NetEase-FuXi/EETQ

how to dequant a EETQ model?

mxjmtxrm opened this issue · 4 comments

Hi, if there is any function to dequant a int8 weight to fp16? or is there a way to dequant a EetqLinear back to a linear?

Hi @mxjmtxrm. I think you probably want a backprob for EetqLinear. We have implemented an backprob function and it is under testing. #15 . Could you try to use it and give me a feedback?

No, I want a model with a precision of fp16 to run on my own framework to test the accuracy of EETQ quantization. So I need to dequant the int8 weights to fp16.
I noticed that there are unprocessed_quantized_weight, processed_quantized_weight and scale in (

return std::vector<torch::Tensor>{processed_quantized_weight, scales};
)
What is the difference between these two weight?
if the dequant weight==EetqLinear.weight * EetqLinear.weight_scales ?

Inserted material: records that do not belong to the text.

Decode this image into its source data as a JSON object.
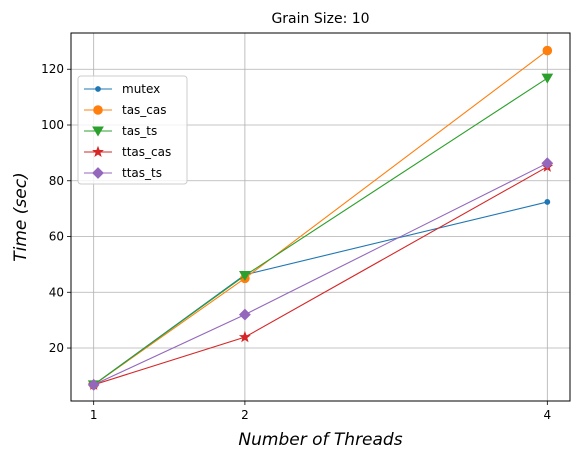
{
  "chart_data": {
    "type": "line",
    "title": "Grain Size: 10",
    "xlabel": "Number of Threads",
    "ylabel": "Time (sec)",
    "x": [
      1,
      2,
      4
    ],
    "xticks": [
      1,
      2,
      4
    ],
    "yticks": [
      20,
      40,
      60,
      80,
      100,
      120
    ],
    "xlim": [
      0.85,
      4.15
    ],
    "ylim": [
      1,
      133
    ],
    "grid": true,
    "legend_position": "upper-left",
    "series": [
      {
        "name": "mutex",
        "values": [
          6.8,
          46.3,
          72.4
        ],
        "color": "#1f77b4",
        "marker": "small-circle"
      },
      {
        "name": "tas_cas",
        "values": [
          6.8,
          45.0,
          126.7
        ],
        "color": "#ff7f0e",
        "marker": "circle"
      },
      {
        "name": "tas_ts",
        "values": [
          6.8,
          46.0,
          116.8
        ],
        "color": "#2ca02c",
        "marker": "triangle-down"
      },
      {
        "name": "ttas_cas",
        "values": [
          6.8,
          23.9,
          85.0
        ],
        "color": "#d62728",
        "marker": "star"
      },
      {
        "name": "ttas_ts",
        "values": [
          6.8,
          32.0,
          86.3
        ],
        "color": "#9467bd",
        "marker": "diamond"
      }
    ]
  }
}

EETQ will change the layout via preprocess_weights_for_mixed_gemm to accelerate the memory access. The two kinds of weight are different. unprocessed_quantized_weight==EetqLinear.weight * EetqLinear.weight_scales. You can refer to the backward of https://github.com/NetEase-FuXi/EETQ/pull/15/files#diff-ca179e954c684327ef4fba983db3ed3965f5406ef9f922b12e55f897829823ecR83 for how to dequantize the weight

Got it. Thanks a lot.